Is Dandy-Walker genetic?

Inheritance. Most cases of Dandy-Walker malformation are sporadic, which means they occur in people with no history of the disorder in their family. A small percentage of cases seem to run in families; however, Dandy-Walker malformation does not have a clear pattern of inheritance.

Is Dandy-Walker syndrome a birth defect?

The Dandy-Walker malformation is a congenital (present at birth) defect affecting the cerebellum, the back part of the brain that controls movement, behavior and cognitive ability.

Is Dandy-Walker a disability?

Dandy-Walker malformation with intellectual disability, basal ganglia disease and seizures is a genetic disease, which means that it is caused by one or more genes not working correctly.

Is Dandy-Walker more common in males or females?

The incidence of Dandy-Walker malformation is 1 case per 25,000-35,000 live births, Dandy-Walker malformation accounts for approximately 1-4% of hydrocephalus cases. The sex incidence of those who have Dandy Walker syndrome is approximately 40% female to 60% male (NORD, 2003).

Can a baby survive with Dandy Walker syndrome?

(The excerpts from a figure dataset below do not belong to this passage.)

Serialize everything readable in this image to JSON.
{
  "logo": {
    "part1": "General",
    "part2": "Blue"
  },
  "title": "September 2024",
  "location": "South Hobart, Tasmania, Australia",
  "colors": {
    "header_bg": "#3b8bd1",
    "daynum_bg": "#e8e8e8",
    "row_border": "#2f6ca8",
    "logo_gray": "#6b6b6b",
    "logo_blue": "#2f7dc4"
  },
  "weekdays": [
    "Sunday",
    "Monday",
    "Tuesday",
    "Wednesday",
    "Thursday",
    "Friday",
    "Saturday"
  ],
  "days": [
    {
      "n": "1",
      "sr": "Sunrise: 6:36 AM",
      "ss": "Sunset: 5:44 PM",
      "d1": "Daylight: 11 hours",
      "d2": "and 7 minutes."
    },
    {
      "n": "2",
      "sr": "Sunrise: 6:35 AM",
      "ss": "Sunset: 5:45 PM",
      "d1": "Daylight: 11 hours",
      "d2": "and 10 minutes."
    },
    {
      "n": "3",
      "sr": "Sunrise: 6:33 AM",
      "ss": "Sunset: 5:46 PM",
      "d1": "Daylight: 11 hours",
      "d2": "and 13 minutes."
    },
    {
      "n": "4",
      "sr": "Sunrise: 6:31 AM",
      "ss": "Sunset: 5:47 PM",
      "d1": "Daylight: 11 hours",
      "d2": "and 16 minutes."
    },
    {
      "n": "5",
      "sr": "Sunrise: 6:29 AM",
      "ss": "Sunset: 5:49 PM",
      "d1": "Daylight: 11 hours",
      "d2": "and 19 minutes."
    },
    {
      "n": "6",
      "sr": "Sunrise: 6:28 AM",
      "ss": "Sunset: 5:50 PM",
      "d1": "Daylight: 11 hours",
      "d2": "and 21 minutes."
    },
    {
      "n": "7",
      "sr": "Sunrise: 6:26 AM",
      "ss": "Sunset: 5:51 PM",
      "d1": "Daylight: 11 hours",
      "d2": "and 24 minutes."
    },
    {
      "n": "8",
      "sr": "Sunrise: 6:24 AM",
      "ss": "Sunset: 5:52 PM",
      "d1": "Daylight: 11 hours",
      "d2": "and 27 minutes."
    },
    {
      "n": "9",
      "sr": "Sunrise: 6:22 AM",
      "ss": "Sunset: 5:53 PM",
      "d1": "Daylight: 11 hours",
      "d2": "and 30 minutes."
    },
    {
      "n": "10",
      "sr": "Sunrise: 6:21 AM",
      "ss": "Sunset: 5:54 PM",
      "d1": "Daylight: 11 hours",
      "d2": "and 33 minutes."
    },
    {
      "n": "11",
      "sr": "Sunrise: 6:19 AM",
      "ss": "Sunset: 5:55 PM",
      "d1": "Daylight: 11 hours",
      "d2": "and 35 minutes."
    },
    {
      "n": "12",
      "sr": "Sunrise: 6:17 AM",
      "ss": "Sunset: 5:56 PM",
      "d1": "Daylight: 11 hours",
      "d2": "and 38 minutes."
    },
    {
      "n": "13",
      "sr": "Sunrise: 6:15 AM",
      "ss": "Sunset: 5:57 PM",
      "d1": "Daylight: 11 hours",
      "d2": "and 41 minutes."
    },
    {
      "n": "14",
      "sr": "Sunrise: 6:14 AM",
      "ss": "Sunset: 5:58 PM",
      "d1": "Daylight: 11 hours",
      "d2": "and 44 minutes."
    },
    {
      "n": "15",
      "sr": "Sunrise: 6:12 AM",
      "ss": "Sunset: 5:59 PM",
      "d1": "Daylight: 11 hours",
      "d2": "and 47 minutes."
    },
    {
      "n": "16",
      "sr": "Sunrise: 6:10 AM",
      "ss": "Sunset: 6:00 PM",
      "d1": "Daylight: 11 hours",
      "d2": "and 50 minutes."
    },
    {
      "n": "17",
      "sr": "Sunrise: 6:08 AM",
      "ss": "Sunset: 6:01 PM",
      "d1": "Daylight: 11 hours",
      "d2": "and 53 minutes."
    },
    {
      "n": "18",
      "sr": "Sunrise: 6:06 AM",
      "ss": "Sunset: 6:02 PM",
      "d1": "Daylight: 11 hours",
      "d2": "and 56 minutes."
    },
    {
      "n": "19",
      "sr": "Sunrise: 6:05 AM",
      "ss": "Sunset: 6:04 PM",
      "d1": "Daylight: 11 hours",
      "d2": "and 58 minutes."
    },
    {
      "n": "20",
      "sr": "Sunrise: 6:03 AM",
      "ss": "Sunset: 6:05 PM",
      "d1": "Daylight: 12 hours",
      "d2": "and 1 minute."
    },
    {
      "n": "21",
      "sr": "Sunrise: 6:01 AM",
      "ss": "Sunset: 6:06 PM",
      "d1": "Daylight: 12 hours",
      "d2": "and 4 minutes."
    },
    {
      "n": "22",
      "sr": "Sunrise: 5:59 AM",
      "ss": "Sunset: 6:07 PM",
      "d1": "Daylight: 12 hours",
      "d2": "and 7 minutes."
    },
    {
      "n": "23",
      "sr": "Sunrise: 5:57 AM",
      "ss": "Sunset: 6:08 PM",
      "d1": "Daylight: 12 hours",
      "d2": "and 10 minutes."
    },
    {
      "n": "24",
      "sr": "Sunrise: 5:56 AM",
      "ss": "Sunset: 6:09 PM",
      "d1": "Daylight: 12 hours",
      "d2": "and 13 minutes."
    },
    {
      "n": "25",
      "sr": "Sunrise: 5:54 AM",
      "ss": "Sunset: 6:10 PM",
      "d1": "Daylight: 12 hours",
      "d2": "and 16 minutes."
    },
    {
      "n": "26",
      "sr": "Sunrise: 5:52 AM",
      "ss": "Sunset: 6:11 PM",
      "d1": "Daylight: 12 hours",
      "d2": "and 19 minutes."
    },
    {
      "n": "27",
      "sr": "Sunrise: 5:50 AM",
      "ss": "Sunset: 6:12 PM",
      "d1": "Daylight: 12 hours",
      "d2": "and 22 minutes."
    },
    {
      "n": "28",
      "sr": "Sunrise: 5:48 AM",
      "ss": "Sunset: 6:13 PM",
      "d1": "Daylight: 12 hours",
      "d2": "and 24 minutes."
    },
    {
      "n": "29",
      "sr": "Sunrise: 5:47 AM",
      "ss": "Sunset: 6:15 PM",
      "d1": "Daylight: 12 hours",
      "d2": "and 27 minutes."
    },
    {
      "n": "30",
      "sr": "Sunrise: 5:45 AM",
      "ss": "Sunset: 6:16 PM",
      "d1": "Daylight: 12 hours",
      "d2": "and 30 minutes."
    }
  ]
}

Babies with the Dandy-Walker Variant may have less fluid build-up inside their brain. As a result, they will have less damage to structures in the cerebellum. Babies with this type of DWS are less likely to need surgery to remove extra fluid from their brains. However, many may still need surgery.

Can you live a normal life with Dandy Walker syndrome?

There are no two people in the world with Dandy-Walker that experience the same symptoms. Some people live their entire lives never knowing they have it. Babies die from unknown causes because they were born seemingly healthy at full term with never a suspicion that something was wrong.

Can a baby survive with Dandy-Walker syndrome?

Can Dandy-Walker syndrome be detected before birth?

Dandy-Walker malformation (DWM) is easily seen with obstetrical ultrasound and is usually diagnosed by 20 weeks’ gestation, but has been seen even earlier. The findings on ultrasound consist of a cyst in the cerebellum. There may or may not be other birth defects in the brain or in other organ systems.

How common is Dandy-Walker malformation?

The frequency of Dandy Walker malformation in the US is approximately 1 per 25,000 -35,000 live births and affects more females than males.

Can Dandy Walker syndrome be detected before birth?

Is Dandy-Walker progressive?

The syndrome can appear dramatically or develop unnoticed. Symptoms, which often occur in early infancy, include slow motor development and progressive enlargement of the skull.

How common is Dandy-Walker?

How common is Dandy Walker malformation in babies?

Dandy Walker Malformation occurs in one out of 25,000 babies, affecting girls more often than boys. How do you know if your child has Dandy Walker Malformation? Dandy Walker Malformation is usually discovered by ultrasound before the baby is born. If not diagnosed before birth, then it is usually diagnosed within the first year of life.

What causes Dandy Walker malformation?

In most cases, the cause of Dandy Walker Malformation is unknown. A few cases have resulted from autosomal recessive genes, meaning both parents carried the gene. Dandy Walker cysts form during early embryonic development when the brain forms.

How does Dandy-Walker malformation affect brain development?

Dandy-Walker malformation affects brain development, primarily development of the cerebellum, which is the part of the brain that coordinates movement. In individuals with this condition, various parts of the cerebellum develop abnormally, resulting in malformations that can be observed with medical imaging.

How is Dandy-Walker malformation (D&W) diagnosed?

Dandy Walker malformation is diagnosed with the use of ultrasound, CT and MRI. Prenatal diagnosis of Dandy-Walker malformation is sometimes made by ultrasound or fetal MRI.